Brain cells derived from the stem cells of multiple sclerosis and Parkinson’s disease patients are on their way up to the International Space Station!
This afternoon, SpaceX flight CRS-19 launched from Cape Canaveral, carrying the components for the first-ever long-term study of patient cells in microgravity. This project – a collaboration between NYSCF, Aspen Neuroscience, and Space Tango, and funded by the National Stem Cell Foundation (NSCF)—aims to better understand the role of microglia (the brain’s immune cells) in these diseases and uncover targets for new treatments.

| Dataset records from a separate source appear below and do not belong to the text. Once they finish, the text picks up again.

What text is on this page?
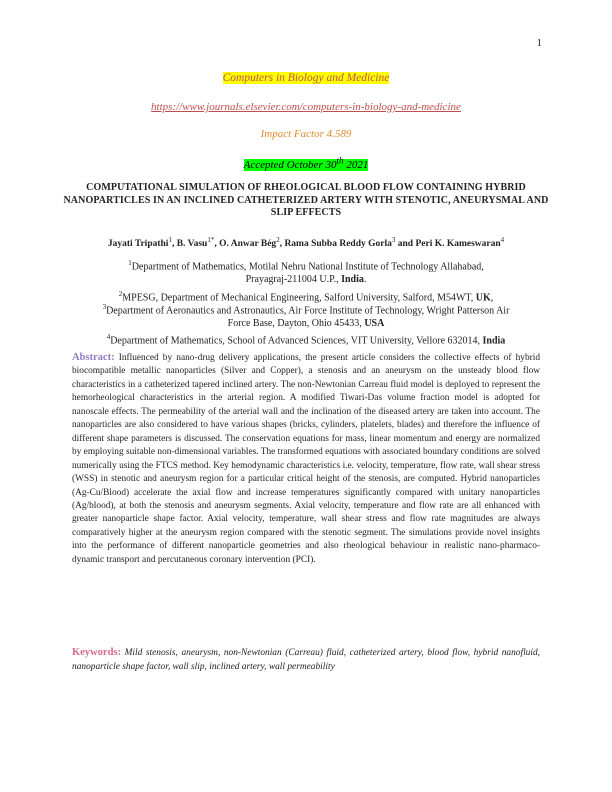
1
Computers in Biology and Medicine
https://www.journals.elsevier.com/computers-in-biology-and-medicine
Impact Factor 4.589
Accepted October 30th 2021
COMPUTATIONAL SIMULATION OF RHEOLOGICAL BLOOD FLOW CONTAINING HYBRID NANOPARTICLES IN AN INCLINED CATHETERIZED ARTERY WITH STENOTIC, ANEURYSMAL AND SLIP EFFECTS
Jayati Tripathi$^1$, B. Vasu$^{1*}$, O. Anwar Bég$^2$, Rama Subba Reddy Gorla$^3$ and Peri K. Kameswaran$^4$
$^1$Department of Mathematics, Motilal Nehru National Institute of Technology Allahabad,
Prayagraj-211004 U.P., India.
$^2$MPESG, Department of Mechanical Engineering, Salford University, Salford, M54WT, UK,
$^3$Department of Aeronautics and Astronautics, Air Force Institute of Technology, Wright Patterson Air
Force Base, Dayton, Ohio 45433, USA
$^4$Department of Mathematics, School of Advanced Sciences, VIT University, Vellore 632014, India
Abstract: Influenced by nano-drug delivery applications, the present article considers the collective effects of hybrid biocompatible metallic nanoparticles (Silver and Copper), a stenosis and an aneurysm on the unsteady blood flow characteristics in a catheterized tapered inclined artery. The non-Newtonian Carreau fluid model is deployed to represent the hemorheological characteristics in the arterial region. A modified Tiwari-Das volume fraction model is adopted for nanoscale effects. The permeability of the arterial wall and the inclination of the diseased artery are taken into account. The nanoparticles are also considered to have various shapes (bricks, cylinders, platelets, blades) and therefore the influence of different shape parameters is discussed. The conservation equations for mass, linear momentum and energy are normalized by employing suitable non-dimensional variables. The transformed equations with associated boundary conditions are solved numerically using the FTCS method. Key hemodynamic characteristics i.e. velocity, temperature, flow rate, wall shear stress (WSS) in stenotic and aneurysm region for a particular critical height of the stenosis, are computed. Hybrid nanoparticles (Ag-Cu/Blood) accelerate the axial flow and increase temperatures significantly compared with unitary nanoparticles (Ag/blood), at both the stenosis and aneurysm segments. Axial velocity, temperature and flow rate are all enhanced with greater nanoparticle shape factor. Axial velocity, temperature, wall shear stress and flow rate magnitudes are always comparatively higher at the aneurysm region compared with the stenotic segment. The simulations provide novel insights into the performance of different nanoparticle geometries and also rheological behaviour in realistic nano-pharmaco-dynamic transport and percutaneous coronary intervention (PCI).
Keywords: Mild stenosis, aneurysm, non-Newtonian (Carreau) fluid, catheterized artery, blood flow, hybrid nanofluid, nanoparticle shape factor, wall slip, inclined artery, wall permeability
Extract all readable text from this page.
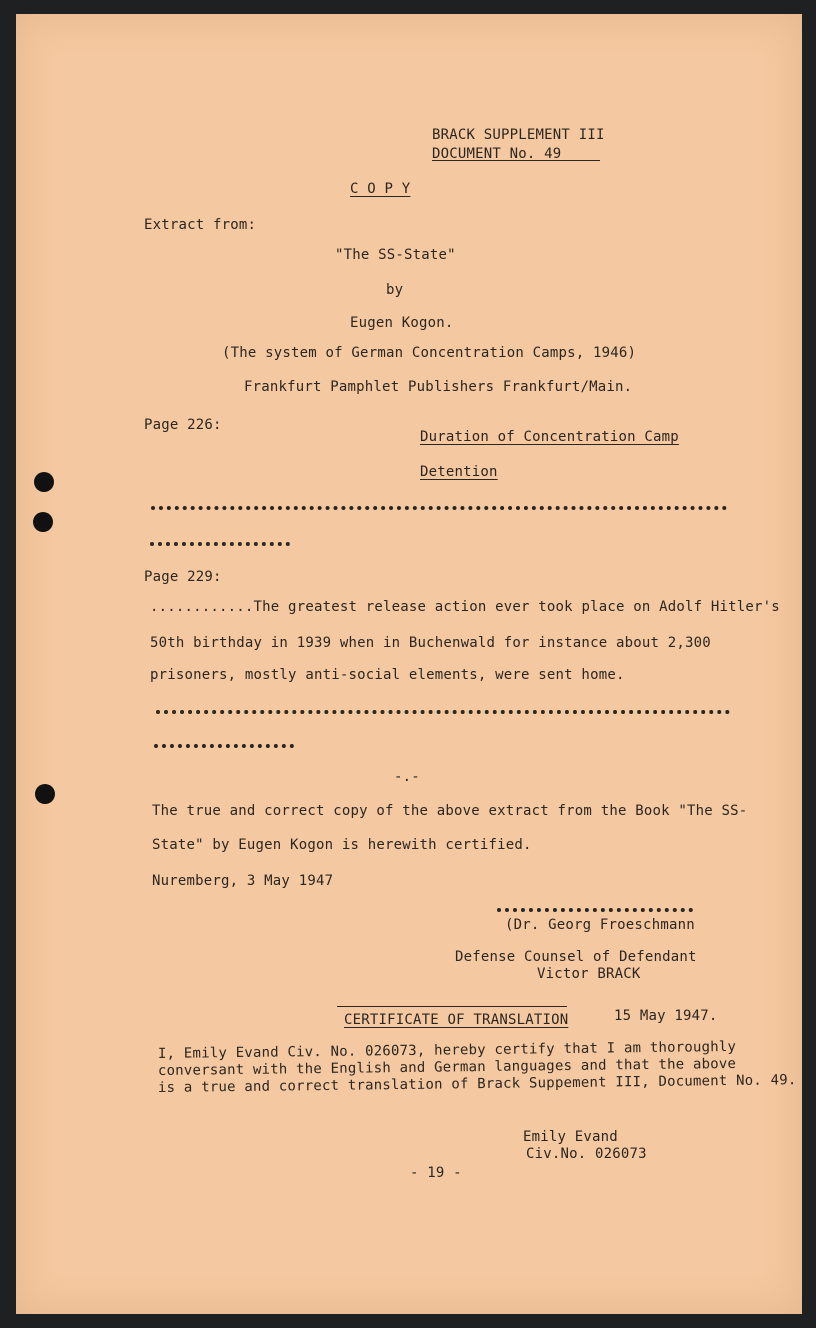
BRACK SUPPLEMENT III
DOCUMENT No. 49
C O P Y
Extract from:
"The SS-State"
by
Eugen Kogon.
(The system of German Concentration Camps, 1946)
Frankfurt Pamphlet Publishers Frankfurt/Main.
Page 226:
Duration of Concentration Camp
Detention
Page 229:
............The greatest release action ever took place on Adolf Hitler's
50th birthday in 1939 when in Buchenwald for instance about 2,300
prisoners, mostly anti-social elements, were sent home.
-.-
The true and correct copy of the above extract from the Book "The SS-
State" by Eugen Kogon is herewith certified.
Nuremberg, 3 May 1947
(Dr. Georg Froeschmann
Defense Counsel of Defendant
Victor BRACK
CERTIFICATE OF TRANSLATION	15 May 1947.
I, Emily Evand Civ. No. 026073, hereby certify that I am thoroughly
conversant with the English and German languages and that the above
is a true and correct translation of Brack Suppement III, Document No. 49.
Emily Evand
Civ.No. 026073
- 19 -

“There is significant potential to advance our understanding of MS and PD as we initiate these long-term studies of patient cells in microgravity now that we have completed our preliminary tests,” said Dr. Valentina Fossati, NYSCF Senior Research Investigator in a press release. “We look forward to leveraging the unique capabilities of spaceflight research to better understand the role of microglia in multiple sclerosis and Parkinson’s disease, as well as how dysfunction in these cells can be targeted therapeutically.”
“Supporting this collaboration between world-class research teams during a time of explosive growth in our understanding of the research advances possible in space is a great privilege,” said Dr. Paula Grisanti, CEO of NSCF. “We are delighted to be funding such innovative science at the frontier of new drug and cell therapy discovery.”
A test flight took place in July to test the setup and equipment for the experiments. In the current flight, researchers will begin collecting data about how patient cells function in microgravity. These patient-derived cells are aggregated into organoids – 3D tissue that captures how different types of cells interact and behave, just as they would in the human brain. Dr. Fossati’s team has pioneered methods for creating many brain cell types from patient stem cells and assembling them into organoids. Examining these organoids in the CubeLab (a shoebox-sized mini-lab pioneered by Space Tango) will allow scientists to gain unique insights into how the brain malfunctions in these diseases.
“We are excited to collaborate on the first study of progressive multiple sclerosis and Parkinson’s patient brain cells in space. This work will provide important insights into the mechanisms behind these diseases and advance targets for future treatments,” said Susan L. Solomon, NYSCF Chief Executive Officer.